Take a moment to bring to mind the team or group or organization with whom you work. In what ways is it me-like, and in what ways is it we-like? Now, if your team was functioning optimally, what would you observe about the team – as a member of the team? What would you observe about yourself as a team member? What would you notice about the quality of leadership in the team? What would others notice about your team? How would you and your team handle conflicting perspectives, errors, uncertainty and moral distress? And, how would you be contributing to the me-fulness and the we-fulness?

Exploring these questions myself over the past three years of the pandemic, I came up with one way to build that sense of “me+we” by considering the social network to which I belong and expanding my awareness and sense of inclusion. To take a first step, reflect on members of your social network that help you thrive and feel connected; those who make you feel more whole and those with love, wisdom or insight. Also consider those who challenge your worldview; and those who might not yet be part of your “bubble.” Then, consider how each member of your social network might help you bring energy, joy, purpose, meaning, resourcefulness, and robustness to your work, how you can help bring energy, purpose, resourcefulness, and robustness to theirs, and how you each can offer greater flexibility and creativity in navigating the “me-we” world of your health care teams and organizations.

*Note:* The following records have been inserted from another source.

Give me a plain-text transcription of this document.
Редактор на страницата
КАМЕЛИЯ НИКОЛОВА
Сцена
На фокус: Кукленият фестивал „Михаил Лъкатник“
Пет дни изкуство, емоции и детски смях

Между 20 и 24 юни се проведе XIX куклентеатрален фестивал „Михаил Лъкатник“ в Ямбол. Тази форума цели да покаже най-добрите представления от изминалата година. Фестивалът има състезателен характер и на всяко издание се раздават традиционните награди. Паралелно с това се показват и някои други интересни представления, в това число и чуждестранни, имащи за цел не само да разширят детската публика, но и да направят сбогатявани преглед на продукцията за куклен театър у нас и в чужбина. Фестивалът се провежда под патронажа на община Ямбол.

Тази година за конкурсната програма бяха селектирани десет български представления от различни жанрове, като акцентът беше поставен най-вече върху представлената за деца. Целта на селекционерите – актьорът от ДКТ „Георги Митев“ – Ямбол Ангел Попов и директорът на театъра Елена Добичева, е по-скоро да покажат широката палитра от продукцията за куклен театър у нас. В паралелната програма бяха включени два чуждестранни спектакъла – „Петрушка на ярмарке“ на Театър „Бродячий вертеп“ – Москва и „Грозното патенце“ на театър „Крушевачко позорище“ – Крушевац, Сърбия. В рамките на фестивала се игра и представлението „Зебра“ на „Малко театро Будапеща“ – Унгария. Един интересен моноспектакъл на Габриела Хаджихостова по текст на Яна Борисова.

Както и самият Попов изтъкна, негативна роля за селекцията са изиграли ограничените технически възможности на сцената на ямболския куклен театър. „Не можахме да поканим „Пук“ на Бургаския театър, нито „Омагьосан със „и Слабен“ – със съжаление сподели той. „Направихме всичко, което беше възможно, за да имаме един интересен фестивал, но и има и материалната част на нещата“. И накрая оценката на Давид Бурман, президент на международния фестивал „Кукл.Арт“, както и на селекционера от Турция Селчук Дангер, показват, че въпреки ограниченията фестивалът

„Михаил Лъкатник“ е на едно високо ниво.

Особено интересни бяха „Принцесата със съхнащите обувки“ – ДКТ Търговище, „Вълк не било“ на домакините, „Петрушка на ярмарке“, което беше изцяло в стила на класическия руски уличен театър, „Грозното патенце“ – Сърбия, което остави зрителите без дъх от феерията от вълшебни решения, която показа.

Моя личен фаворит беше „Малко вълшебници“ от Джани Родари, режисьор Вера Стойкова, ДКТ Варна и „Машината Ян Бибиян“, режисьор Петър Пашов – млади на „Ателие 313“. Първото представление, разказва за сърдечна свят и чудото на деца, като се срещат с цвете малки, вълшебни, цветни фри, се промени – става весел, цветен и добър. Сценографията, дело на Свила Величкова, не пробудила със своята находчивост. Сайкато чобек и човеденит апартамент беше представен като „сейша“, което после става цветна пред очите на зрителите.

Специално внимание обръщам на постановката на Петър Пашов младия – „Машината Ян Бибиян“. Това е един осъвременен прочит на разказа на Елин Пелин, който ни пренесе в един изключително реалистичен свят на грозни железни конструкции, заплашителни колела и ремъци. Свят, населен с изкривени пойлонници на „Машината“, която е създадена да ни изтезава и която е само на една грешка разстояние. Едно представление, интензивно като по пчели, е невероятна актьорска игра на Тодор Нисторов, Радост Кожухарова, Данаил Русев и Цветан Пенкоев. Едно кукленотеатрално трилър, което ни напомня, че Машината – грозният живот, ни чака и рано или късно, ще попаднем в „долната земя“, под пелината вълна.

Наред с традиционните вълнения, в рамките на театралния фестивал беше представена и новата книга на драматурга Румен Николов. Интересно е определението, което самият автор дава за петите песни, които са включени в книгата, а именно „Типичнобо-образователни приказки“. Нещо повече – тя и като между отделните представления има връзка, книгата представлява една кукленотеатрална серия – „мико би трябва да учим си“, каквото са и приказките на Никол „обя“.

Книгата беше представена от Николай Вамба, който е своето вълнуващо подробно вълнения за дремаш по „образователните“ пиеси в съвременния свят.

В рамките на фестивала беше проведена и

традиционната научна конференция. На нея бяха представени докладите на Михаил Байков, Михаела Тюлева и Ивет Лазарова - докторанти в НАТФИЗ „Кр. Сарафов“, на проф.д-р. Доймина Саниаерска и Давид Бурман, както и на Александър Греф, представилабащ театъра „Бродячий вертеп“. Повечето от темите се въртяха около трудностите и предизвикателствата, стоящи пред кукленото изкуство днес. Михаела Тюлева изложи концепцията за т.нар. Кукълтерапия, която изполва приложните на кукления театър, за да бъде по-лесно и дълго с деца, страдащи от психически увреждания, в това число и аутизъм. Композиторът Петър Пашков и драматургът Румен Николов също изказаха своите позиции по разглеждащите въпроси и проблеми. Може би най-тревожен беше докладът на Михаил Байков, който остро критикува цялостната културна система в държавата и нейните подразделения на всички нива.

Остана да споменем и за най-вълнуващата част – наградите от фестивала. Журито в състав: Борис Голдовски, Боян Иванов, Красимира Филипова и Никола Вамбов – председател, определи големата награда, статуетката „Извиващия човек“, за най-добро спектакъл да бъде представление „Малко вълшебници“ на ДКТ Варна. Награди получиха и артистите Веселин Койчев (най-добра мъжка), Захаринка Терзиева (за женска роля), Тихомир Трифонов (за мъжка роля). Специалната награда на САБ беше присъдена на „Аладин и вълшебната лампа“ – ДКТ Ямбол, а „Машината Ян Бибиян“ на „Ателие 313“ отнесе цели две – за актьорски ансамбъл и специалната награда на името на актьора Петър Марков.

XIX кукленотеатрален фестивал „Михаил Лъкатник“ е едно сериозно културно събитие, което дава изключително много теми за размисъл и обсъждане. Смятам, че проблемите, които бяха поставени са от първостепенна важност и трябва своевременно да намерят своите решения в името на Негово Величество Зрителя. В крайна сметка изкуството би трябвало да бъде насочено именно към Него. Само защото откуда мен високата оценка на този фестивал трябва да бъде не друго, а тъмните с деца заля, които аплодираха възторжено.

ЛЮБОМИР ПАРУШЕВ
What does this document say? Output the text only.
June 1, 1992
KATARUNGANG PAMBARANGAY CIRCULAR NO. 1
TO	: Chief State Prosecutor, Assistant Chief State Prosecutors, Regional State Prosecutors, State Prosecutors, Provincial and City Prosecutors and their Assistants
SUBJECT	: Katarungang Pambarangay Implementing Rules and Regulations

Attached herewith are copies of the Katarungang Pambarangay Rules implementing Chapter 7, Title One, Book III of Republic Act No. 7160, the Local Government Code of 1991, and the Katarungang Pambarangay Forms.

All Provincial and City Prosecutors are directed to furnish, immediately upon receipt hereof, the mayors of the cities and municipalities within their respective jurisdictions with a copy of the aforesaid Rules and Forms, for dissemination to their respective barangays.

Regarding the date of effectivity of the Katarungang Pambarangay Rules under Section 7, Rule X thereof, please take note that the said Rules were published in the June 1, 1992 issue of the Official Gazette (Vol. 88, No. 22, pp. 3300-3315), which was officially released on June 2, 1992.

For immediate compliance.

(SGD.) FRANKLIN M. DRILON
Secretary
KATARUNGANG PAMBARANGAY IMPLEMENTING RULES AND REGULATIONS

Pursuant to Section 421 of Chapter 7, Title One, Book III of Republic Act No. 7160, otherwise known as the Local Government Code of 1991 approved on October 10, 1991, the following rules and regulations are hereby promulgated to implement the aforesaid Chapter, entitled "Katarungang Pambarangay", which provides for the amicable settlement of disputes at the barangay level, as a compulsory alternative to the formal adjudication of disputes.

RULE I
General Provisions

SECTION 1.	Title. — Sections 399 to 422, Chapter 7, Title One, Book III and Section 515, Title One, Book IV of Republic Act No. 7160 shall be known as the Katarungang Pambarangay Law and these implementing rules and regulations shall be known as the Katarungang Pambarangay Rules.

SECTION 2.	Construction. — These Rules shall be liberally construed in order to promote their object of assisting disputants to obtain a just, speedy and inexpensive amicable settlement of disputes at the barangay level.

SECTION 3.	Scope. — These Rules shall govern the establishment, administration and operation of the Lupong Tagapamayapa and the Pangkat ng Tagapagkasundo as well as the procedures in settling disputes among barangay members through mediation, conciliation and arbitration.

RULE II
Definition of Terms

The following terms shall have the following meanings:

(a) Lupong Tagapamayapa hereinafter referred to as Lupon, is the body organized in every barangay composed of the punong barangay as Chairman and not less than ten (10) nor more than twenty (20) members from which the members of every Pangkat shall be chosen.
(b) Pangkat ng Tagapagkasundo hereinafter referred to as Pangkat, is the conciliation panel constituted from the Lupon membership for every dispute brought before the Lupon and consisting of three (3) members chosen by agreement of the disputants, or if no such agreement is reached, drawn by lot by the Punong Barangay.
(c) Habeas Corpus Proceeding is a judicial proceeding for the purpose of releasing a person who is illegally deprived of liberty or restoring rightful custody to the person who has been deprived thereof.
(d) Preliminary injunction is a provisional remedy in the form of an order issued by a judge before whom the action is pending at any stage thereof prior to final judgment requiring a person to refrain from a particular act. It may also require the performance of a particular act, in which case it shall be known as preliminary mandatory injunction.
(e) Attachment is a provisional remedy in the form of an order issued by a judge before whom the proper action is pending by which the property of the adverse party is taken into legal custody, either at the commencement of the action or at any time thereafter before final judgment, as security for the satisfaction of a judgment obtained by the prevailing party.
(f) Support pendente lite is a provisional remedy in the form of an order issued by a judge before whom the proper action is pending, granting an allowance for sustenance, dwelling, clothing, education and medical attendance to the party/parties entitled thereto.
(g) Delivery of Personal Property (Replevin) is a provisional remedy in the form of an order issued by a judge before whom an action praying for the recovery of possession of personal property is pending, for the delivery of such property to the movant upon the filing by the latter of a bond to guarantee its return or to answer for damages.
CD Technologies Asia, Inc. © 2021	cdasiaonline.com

  1. Siegel DJ. IntraConnected: MWe (Me + We) as the Integration of Self, Identity, and Belonging. New York, NY: W. W. Norton Company; 2022.
  2. Chatel-Goldman J, Schwartz JL, Jutten C, Congedo M. Non-local mind from the perspective of social cognition. Frontiers in Human Neuroscience. 2013;7::107.
  3.  Epstein RM. Whole mind and shared mind in clinical decision-making. Patient Educ Couns. 2013;90(2):200-206.
  4. Epstein RM, Street RL, Jr. Shared mind: communication, decision making, and autonomy in serious illness. Ann Fam Med. 2011;9(5):454-461.
  5. Zlatev J, Racine TP, Sinha C, Itkonen E. The Shared Mind: Perspectives On Intersubjectivity. Amsterdam, Netherlands/ Philadelphia, PA USA: John Benjamins Publishing Co; 2008.